Stacey agreed. “Learn and immerse yourself,” she said. “Immerse yourself in your business, immerse yourself in the industry, immerse yourself in the product.”

 

AI, transparency and judgement

Audience questions extended the discussion into AI, transparency and budgeting.

On AI, the panel was pragmatic. Stacey described Sontay’s implementation of a chatbot after rigorous testing, particularly to support international customers and help users find product information. Emma said Watts had developed an internal tool to search capability statements and case studies for bids. Gareth said Pick Everard is using AI mainly for research and early-stage production, but still relies on human judgement for final outputs.

“I would hate people to look at our content and go, ‘There’s been some AI on that,’” he said.

The question of transparency prompted an interesting discussion about how much expertise organisations should give away. Emma said her view is to share it.

“If you’re not, somebody else will,” she said.

Gareth acknowledged the tension between demonstrating expertise and giving away too much. Stacey said the decision often comes down to judgement.

“That’s where AI can’t make that call for you,” she said.

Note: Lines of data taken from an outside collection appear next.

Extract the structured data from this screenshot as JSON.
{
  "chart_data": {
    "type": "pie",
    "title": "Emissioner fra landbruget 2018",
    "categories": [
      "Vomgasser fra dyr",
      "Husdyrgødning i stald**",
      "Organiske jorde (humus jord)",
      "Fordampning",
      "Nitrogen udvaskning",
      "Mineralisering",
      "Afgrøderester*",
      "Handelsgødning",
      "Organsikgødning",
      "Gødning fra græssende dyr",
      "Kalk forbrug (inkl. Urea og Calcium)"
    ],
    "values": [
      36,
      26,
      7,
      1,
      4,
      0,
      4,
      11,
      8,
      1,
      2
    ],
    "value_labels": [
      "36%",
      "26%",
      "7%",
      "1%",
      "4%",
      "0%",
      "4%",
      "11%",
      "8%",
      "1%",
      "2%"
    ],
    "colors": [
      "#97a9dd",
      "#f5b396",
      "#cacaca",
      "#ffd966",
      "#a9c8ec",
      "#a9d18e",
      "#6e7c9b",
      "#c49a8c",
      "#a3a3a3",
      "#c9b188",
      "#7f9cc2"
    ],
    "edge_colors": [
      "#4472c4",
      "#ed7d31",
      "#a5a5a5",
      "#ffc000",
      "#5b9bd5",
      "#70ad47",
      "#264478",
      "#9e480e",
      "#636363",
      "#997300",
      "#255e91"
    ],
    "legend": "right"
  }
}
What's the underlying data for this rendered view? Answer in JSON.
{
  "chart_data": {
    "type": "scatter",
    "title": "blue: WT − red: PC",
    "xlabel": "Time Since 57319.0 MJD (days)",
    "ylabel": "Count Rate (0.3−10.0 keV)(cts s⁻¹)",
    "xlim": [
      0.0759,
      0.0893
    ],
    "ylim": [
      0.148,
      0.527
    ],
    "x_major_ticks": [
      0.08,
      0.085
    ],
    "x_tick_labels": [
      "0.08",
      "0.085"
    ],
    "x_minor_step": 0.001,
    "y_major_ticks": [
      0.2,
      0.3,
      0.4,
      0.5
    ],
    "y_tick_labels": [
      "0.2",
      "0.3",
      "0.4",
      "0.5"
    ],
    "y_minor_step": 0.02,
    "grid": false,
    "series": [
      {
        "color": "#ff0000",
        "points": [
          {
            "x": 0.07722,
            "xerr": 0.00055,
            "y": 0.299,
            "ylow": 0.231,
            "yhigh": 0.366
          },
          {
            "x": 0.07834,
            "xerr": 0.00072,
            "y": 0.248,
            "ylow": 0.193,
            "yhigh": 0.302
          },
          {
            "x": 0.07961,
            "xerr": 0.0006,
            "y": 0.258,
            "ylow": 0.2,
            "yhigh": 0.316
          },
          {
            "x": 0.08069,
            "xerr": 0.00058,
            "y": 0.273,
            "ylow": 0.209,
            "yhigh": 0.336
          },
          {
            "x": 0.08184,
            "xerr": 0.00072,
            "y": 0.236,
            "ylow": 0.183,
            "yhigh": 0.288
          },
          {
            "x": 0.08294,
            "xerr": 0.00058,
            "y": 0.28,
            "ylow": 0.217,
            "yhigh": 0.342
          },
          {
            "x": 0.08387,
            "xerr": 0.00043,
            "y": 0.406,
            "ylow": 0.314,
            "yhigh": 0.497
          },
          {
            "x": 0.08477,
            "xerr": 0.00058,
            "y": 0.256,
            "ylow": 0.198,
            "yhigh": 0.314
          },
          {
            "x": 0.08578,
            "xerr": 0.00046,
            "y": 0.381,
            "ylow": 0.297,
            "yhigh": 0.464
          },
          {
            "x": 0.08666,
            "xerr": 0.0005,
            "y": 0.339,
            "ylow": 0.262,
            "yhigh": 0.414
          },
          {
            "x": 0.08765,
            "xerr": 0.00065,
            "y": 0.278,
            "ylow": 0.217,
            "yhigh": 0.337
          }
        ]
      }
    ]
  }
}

A more mature conversation

The session did not pretend that construction marketing has solved the problem of proving commercial value. It showed something more useful: that the conversation is becoming more mature.

Marketing is not simply being asked to create awareness or produce activity. It is being asked to understand markets, influence decisions, support bids, build trust and demonstrate contribution to growth.

For construction marketers, that raises the bar. But it also strengthens the case for marketing as a central commercial function, rather than a supporting service.